Sun Works is a small two-person exhibition of just two pieces in which the sun plays “silent collaborator.” Understated, the show strives for simplicity and directness, leaving a large amount of both literal and figurative space for the viewer to consider. But beyond their subject matter, Sarah Charlesworth’s conceptual series and Chris McCaw’s experimental photographs have little in common, making their pairing thought-provoking, but arbitrary.
The first half of the gallery showcases all 29 prints in Charlesworth’s Arc of Total Eclipse, February 26, 1979. Part of her Modern History series, the prints were made by photographing the front page of local newspapers in the path of a solar eclipse. With all content masked out except for the mastheads and images of the obscured sun, Charlesworth’s series highlights editorial decision-making, as well as the relative importance of the event to that community.
Selections from Arc of Total Eclipse, February 26, 1979, Sarah Charlesworth.
The limited amount of information contained on each print makes the eccentric details all the more meaningful. In several cases, images of the eclipse sit above the masthead, in others, they dominate nearly the entire front page. Many mastheads include weather forecasts of rain — for how many was this printed image their only view of the eclipse? The organizing principle of Sun Works is off-point for these prints: the real collaborators are the newspaper editors and photographers who took the original images, not the sun.

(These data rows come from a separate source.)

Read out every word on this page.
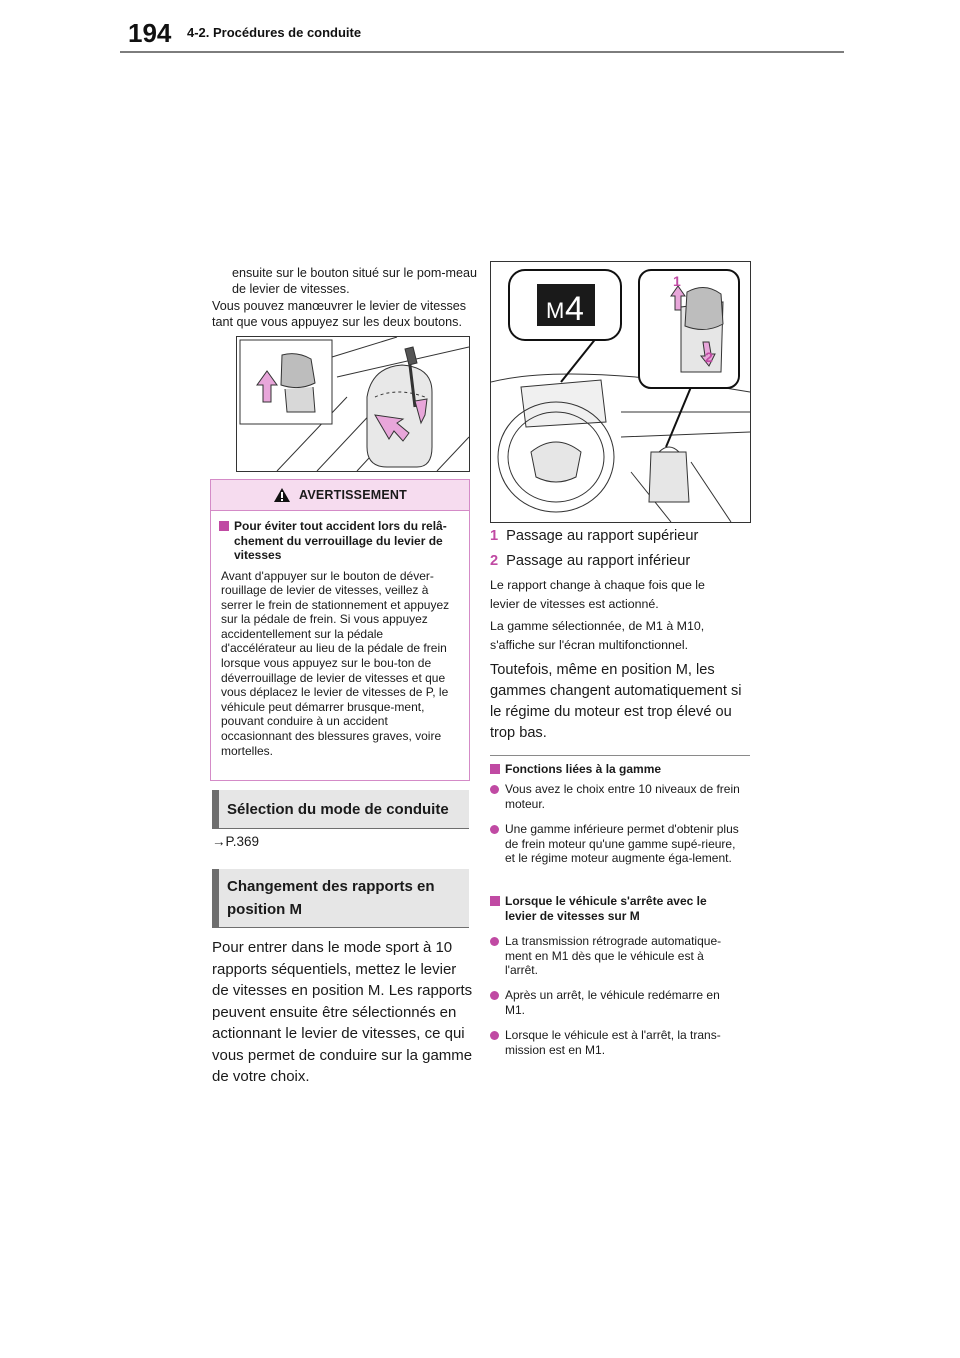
194 4-2. Procédures de conduite
ensuite sur le bouton situé sur le pom-meau de levier de vitesses.
Vous pouvez manœuvrer le levier de vitesses tant que vous appuyez sur les deux boutons.
AVERTISSEMENT
Pour éviter tout accident lors du relâ-chement du verrouillage du levier de vitesses
Avant d'appuyer sur le bouton de déver-rouillage de levier de vitesses, veillez à serrer le frein de stationnement et appuyez sur la pédale de frein. Si vous appuyez accidentellement sur la pédale d'accélérateur au lieu de la pédale de frein lorsque vous appuyez sur le bou-ton de déverrouillage de levier de vitesses et que vous déplacez le levier de vitesses de P, le véhicule peut démarrer brusque-ment, pouvant conduire à un accident occasionnant des blessures graves, voire mortelles.
Sélection du mode de conduite
→P.369
Changement des rapports en position M
Pour entrer dans le mode sport à 10 rapports séquentiels, mettez le levier de vitesses en position M. Les rapports peuvent ensuite être sélectionnés en actionnant le levier de vitesses, ce qui vous permet de conduire sur la gamme de votre choix.
M 4
1
2
1 Passage au rapport supérieur
2 Passage au rapport inférieur
Le rapport change à chaque fois que le levier de vitesses est actionné.
La gamme sélectionnée, de M1 à M10, s'affiche sur l'écran multifonctionnel.
Toutefois, même en position M, les gammes changent automatiquement si le régime du moteur est trop élevé ou trop bas.
Fonctions liées à la gamme
Vous avez le choix entre 10 niveaux de frein moteur.
Une gamme inférieure permet d'obtenir plus de frein moteur qu'une gamme supé-rieure, et le régime moteur augmente éga-lement.
Lorsque le véhicule s'arrête avec le levier de vitesses sur M
La transmission rétrograde automatique-ment en M1 dès que le véhicule est à l'arrêt.
Après un arrêt, le véhicule redémarre en M1.
Lorsque le véhicule est à l'arrêt, la trans-mission est en M1.
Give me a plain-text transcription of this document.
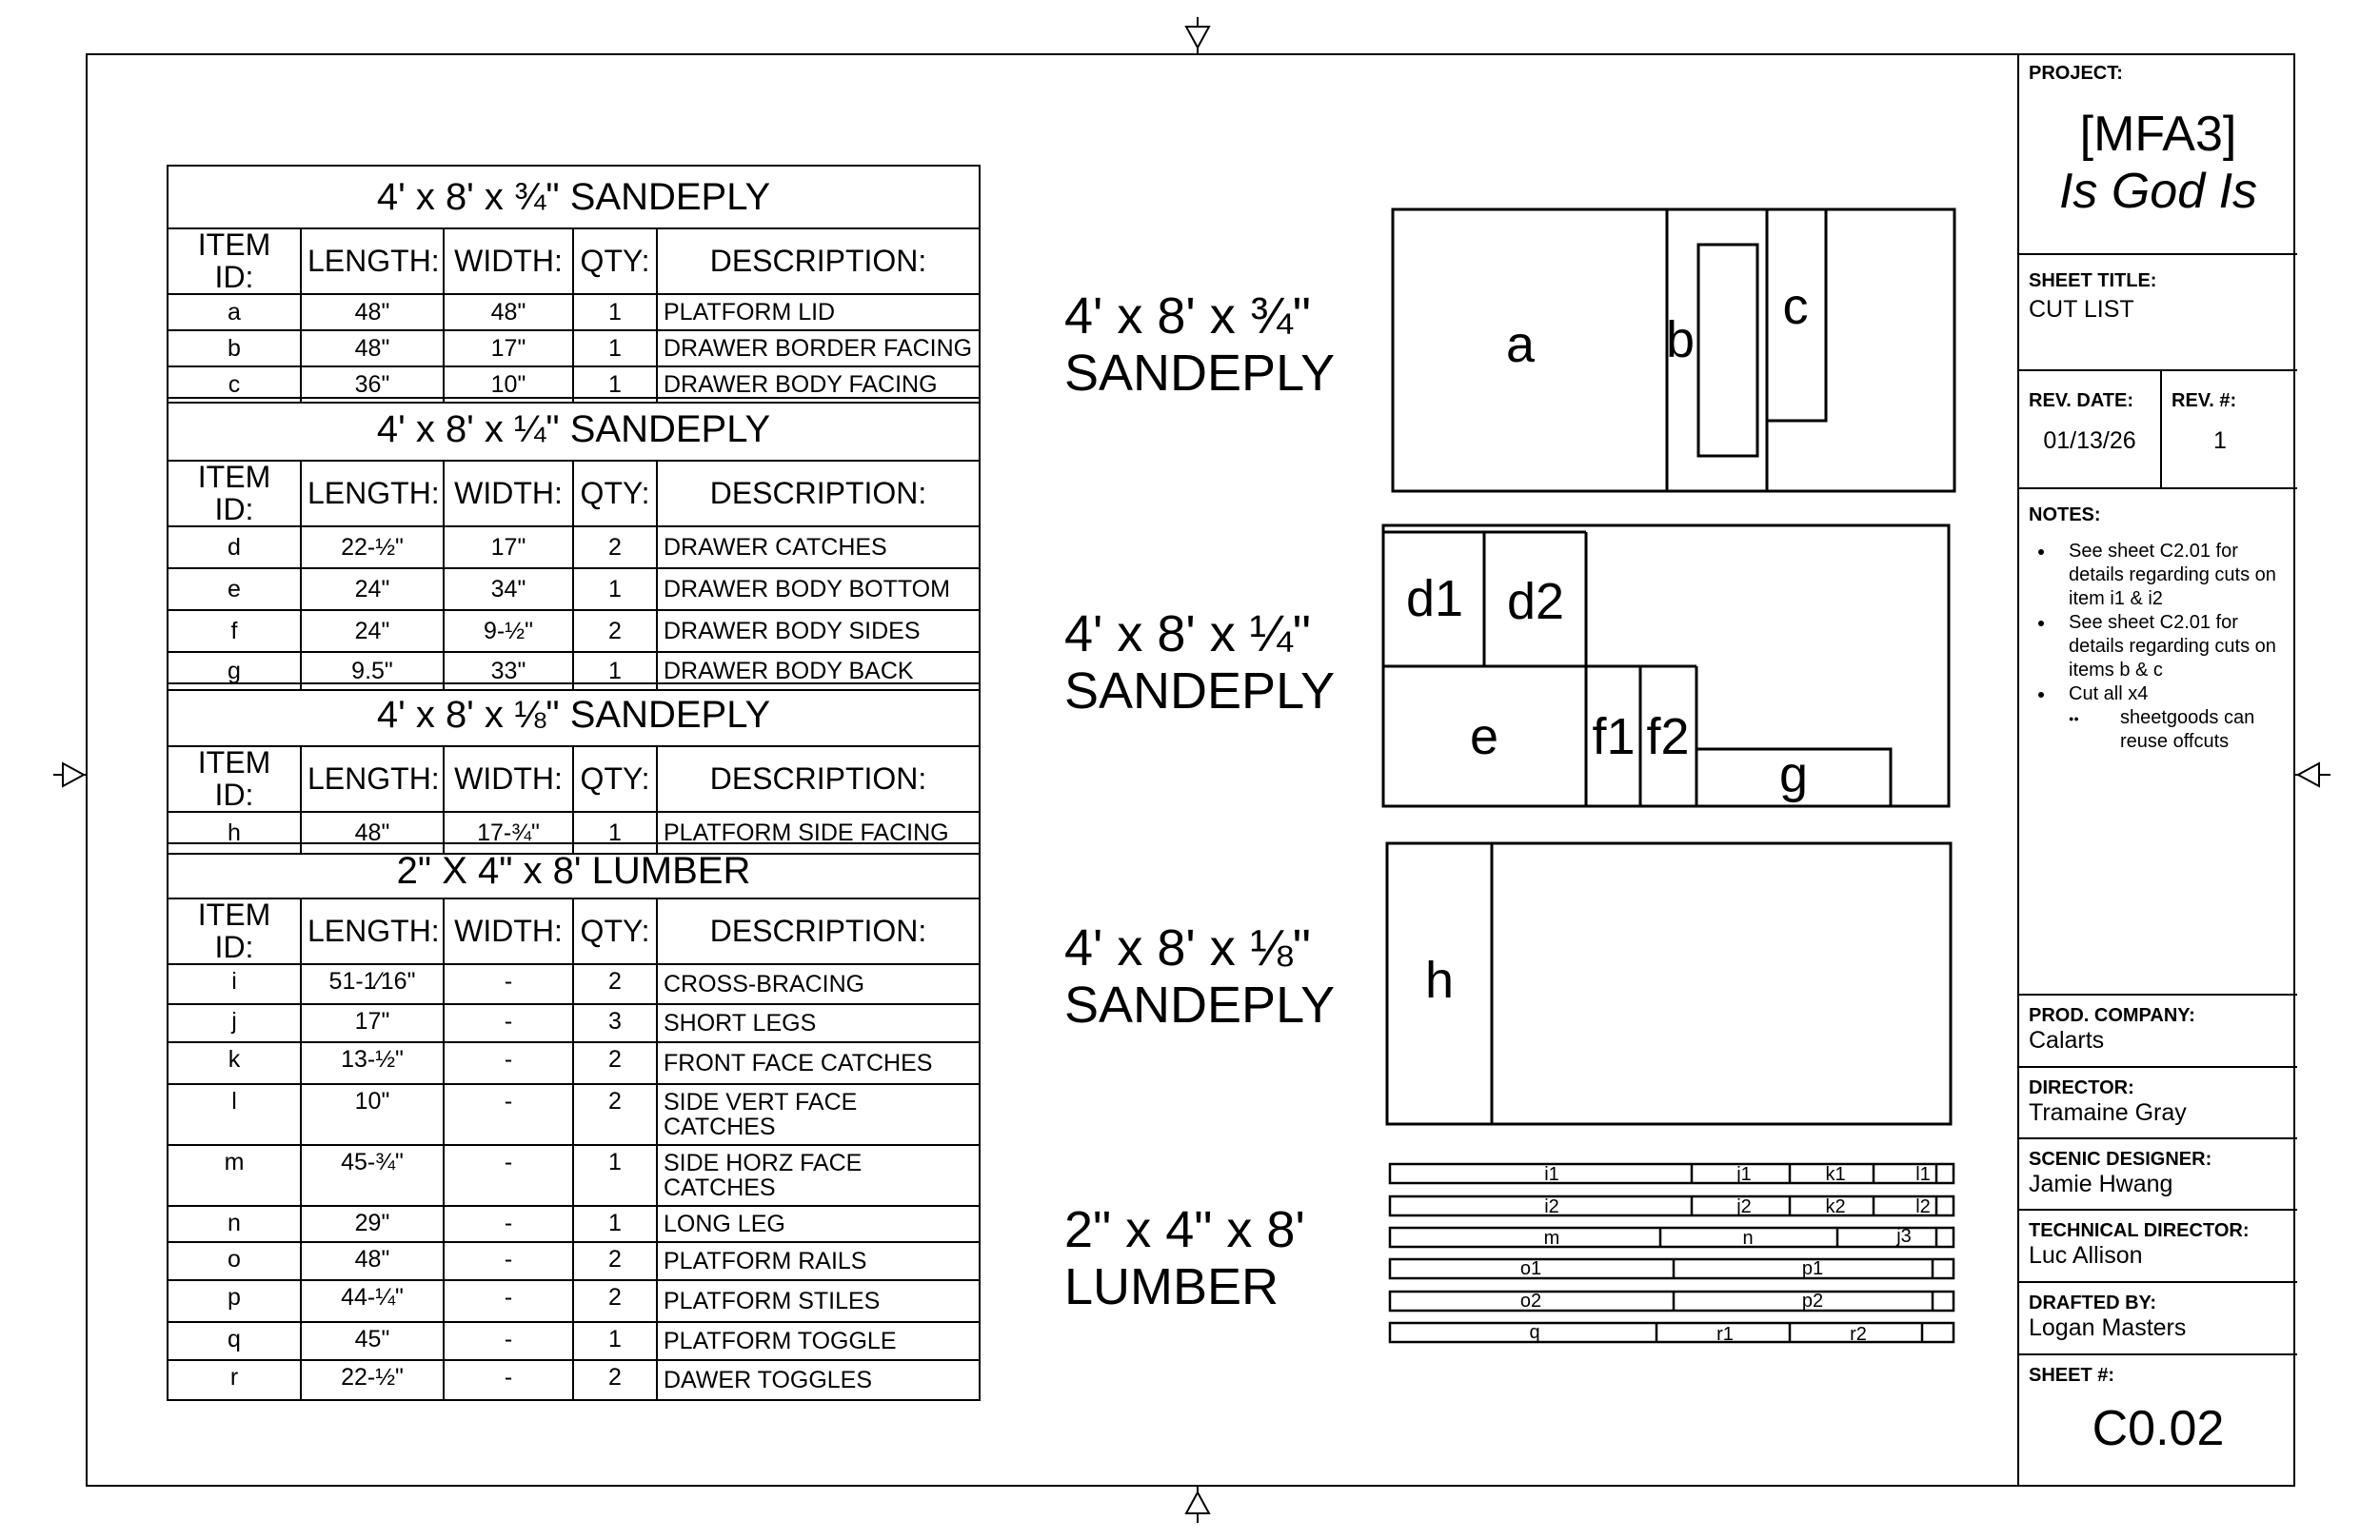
4' x 8' x ¾" SANDEPLY				
ITEM ID:	LENGTH:	WIDTH:	QTY:	DESCRIPTION:
a	48"	48"	1	PLATFORM LID
b	48"	17"	1	DRAWER BORDER FACING
c	36"	10"	1	DRAWER BODY FACING
4' x 8' x ¼" SANDEPLY				
ITEM ID:	LENGTH:	WIDTH:	QTY:	DESCRIPTION:
d	22-½"	17"	2	DRAWER CATCHES
e	24"	34"	1	DRAWER BODY BOTTOM
f	24"	9-½"	2	DRAWER BODY SIDES
g	9.5"	33"	1	DRAWER BODY BACK
4' x 8' x ⅛" SANDEPLY				
ITEM ID:	LENGTH:	WIDTH:	QTY:	DESCRIPTION:
h	48"	17-¾"	1	PLATFORM SIDE FACING
2" X 4" x 8' LUMBER				
ITEM ID:	LENGTH:	WIDTH:	QTY:	DESCRIPTION:
i	51-1⁄16"	-	2	CROSS-BRACING
j	17"	-	3	SHORT LEGS
k	13-½"	-	2	FRONT FACE CATCHES
l	10"	-	2	SIDE VERT FACE CATCHES
m	45-¾"	-	1	SIDE HORZ FACE CATCHES
n	29"	-	1	LONG LEG
o	48"	-	2	PLATFORM RAILS
p	44-¼"	-	2	PLATFORM STILES
q	45"	-	1	PLATFORM TOGGLE
r	22-½"	-	2	DAWER TOGGLES
4' x 8' x ¾"
SANDEPLY
4' x 8' x ¼"
SANDEPLY
4' x 8' x ⅛"
SANDEPLY
2" x 4" x 8'
LUMBER
a	b
c
d1 d2
e f1 f2
g
h
i1	j1	k1	l1
i2	j2	k2	l2
m	n	j3
o1	p1
o2	p2
q	r1	r2
PROJECT:
[MFA3]
Is God Is
SHEET TITLE:
CUT LIST
REV. DATE:
01/13/26
REV. #:
1
NOTES:
• See sheet C2.01 for details regarding cuts on item i1 & i2
• See sheet C2.01 for details regarding cuts on items b & c
• Cut all x4
●● sheetgoods can reuse offcuts
PROD. COMPANY:
Calarts
DIRECTOR:
Tramaine Gray
SCENIC DESIGNER:
Jamie Hwang
TECHNICAL DIRECTOR:
Luc Allison
DRAFTED BY:
Logan Masters
SHEET #:
C0.02
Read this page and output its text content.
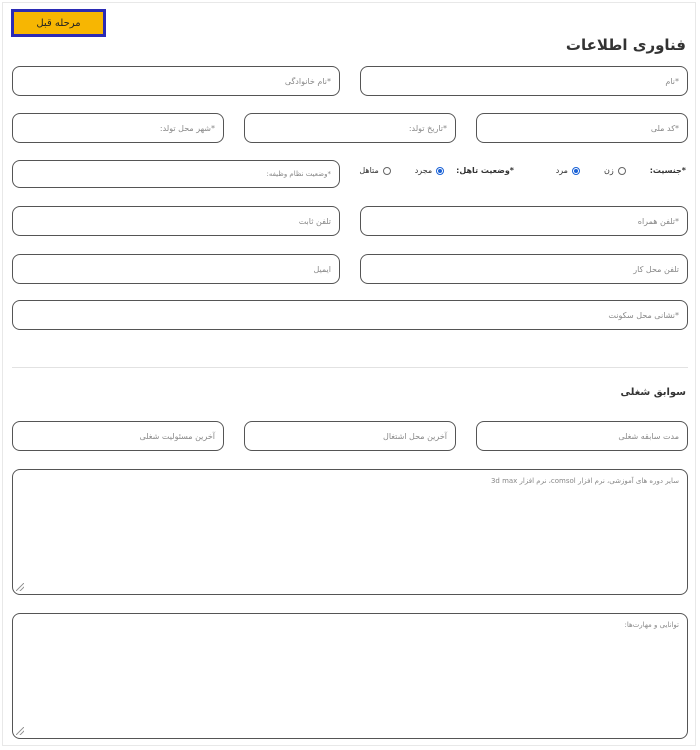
مرحله قبل
فناوری اطلاعات
*نام
*نام خانوادگی
*کد ملی
*تاریخ تولد:
*شهر محل تولد:
*جنسیت:
زن
مرد
*وضعیت تاهل:
مجرد
متاهل
*وضعیت نظام وظیفه:
*تلفن همراه
تلفن ثابت
تلفن محل کار
ایمیل
*نشانی محل سکونت
سوابق شغلی
مدت سابقه شغلی
آخرین محل اشتغال
آخرین مسئولیت شغلی
سایر دوره های آموزشی، نرم افزار comsol، نرم افزار 3d max
توانایی و مهارت‌ها:
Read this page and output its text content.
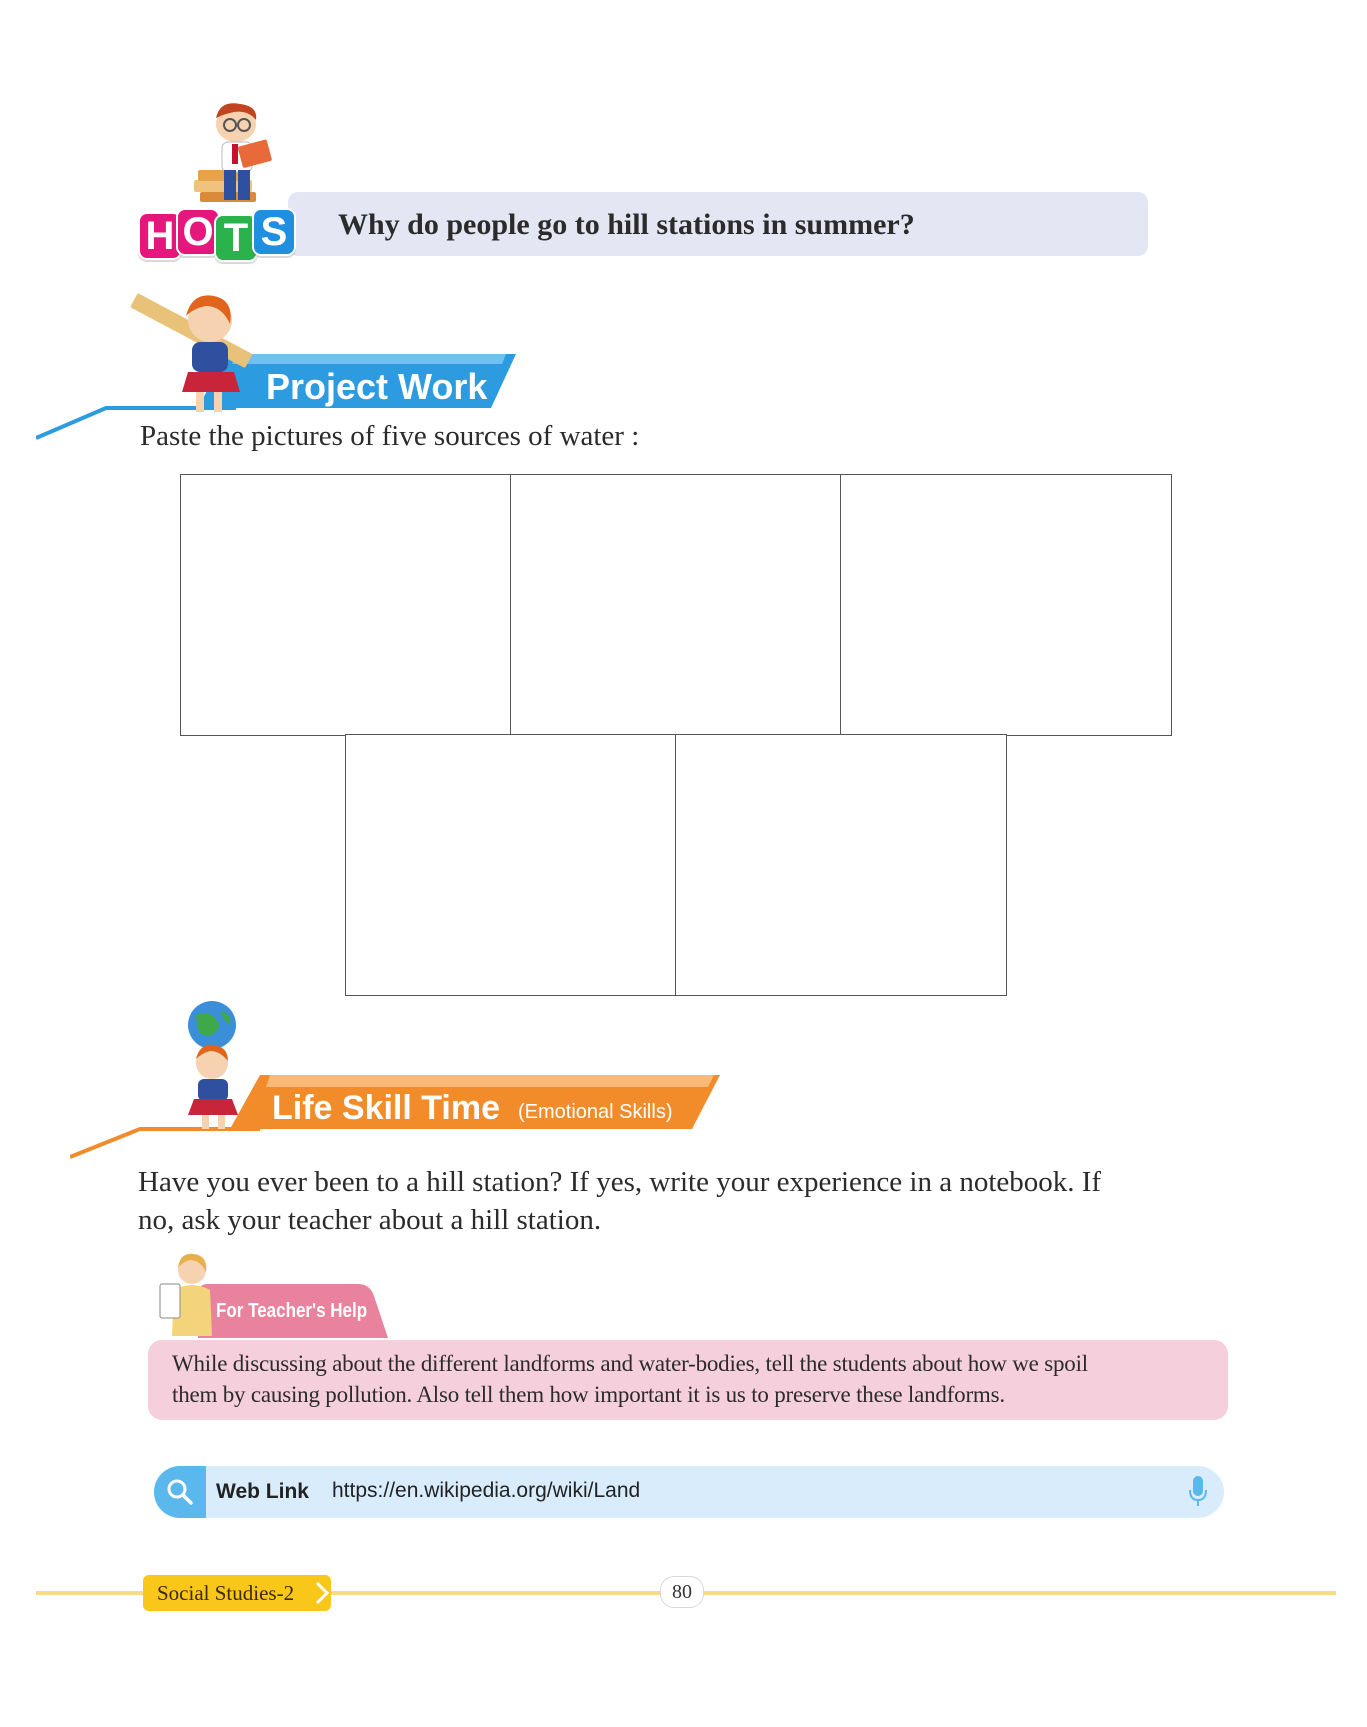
Why do people go to hill stations in summer?
H O T S
Project Work
Paste the pictures of five sources of water :
Life Skill Time (Emotional Skills)
Have you ever been to a hill station? If yes, write your experience in a notebook. If
no, ask your teacher about a hill station.
For Teacher's Help
While discussing about the different landforms and water-bodies, tell the students about how we spoil
them by causing pollution. Also tell them how important it is us to preserve these landforms.
Web Link https://en.wikipedia.org/wiki/Land
Social Studies-2	80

Standing in the center of the first gallery, a break in the walls — and Charlesworth’s prints — creates a perfect window for McCaw’s Sunburned GSP #488 (Sunset/sunrise, Galbraith Lake, Alaska), a work in which nothing is obscured, a contrast to the blank spaces in Charlesworth’s newspapers. For this tetraptych tableau, McCaw loaded vintage gelatin silver paper directly into his view-camera, allowing the sun to solarize its own path over Galbraith Lake onto the paper. Obliquely documenting the intense heat and light of the sun, the scorch mark is most intriguing when a mountain peak momentarily blocks its lazy arc across the sky.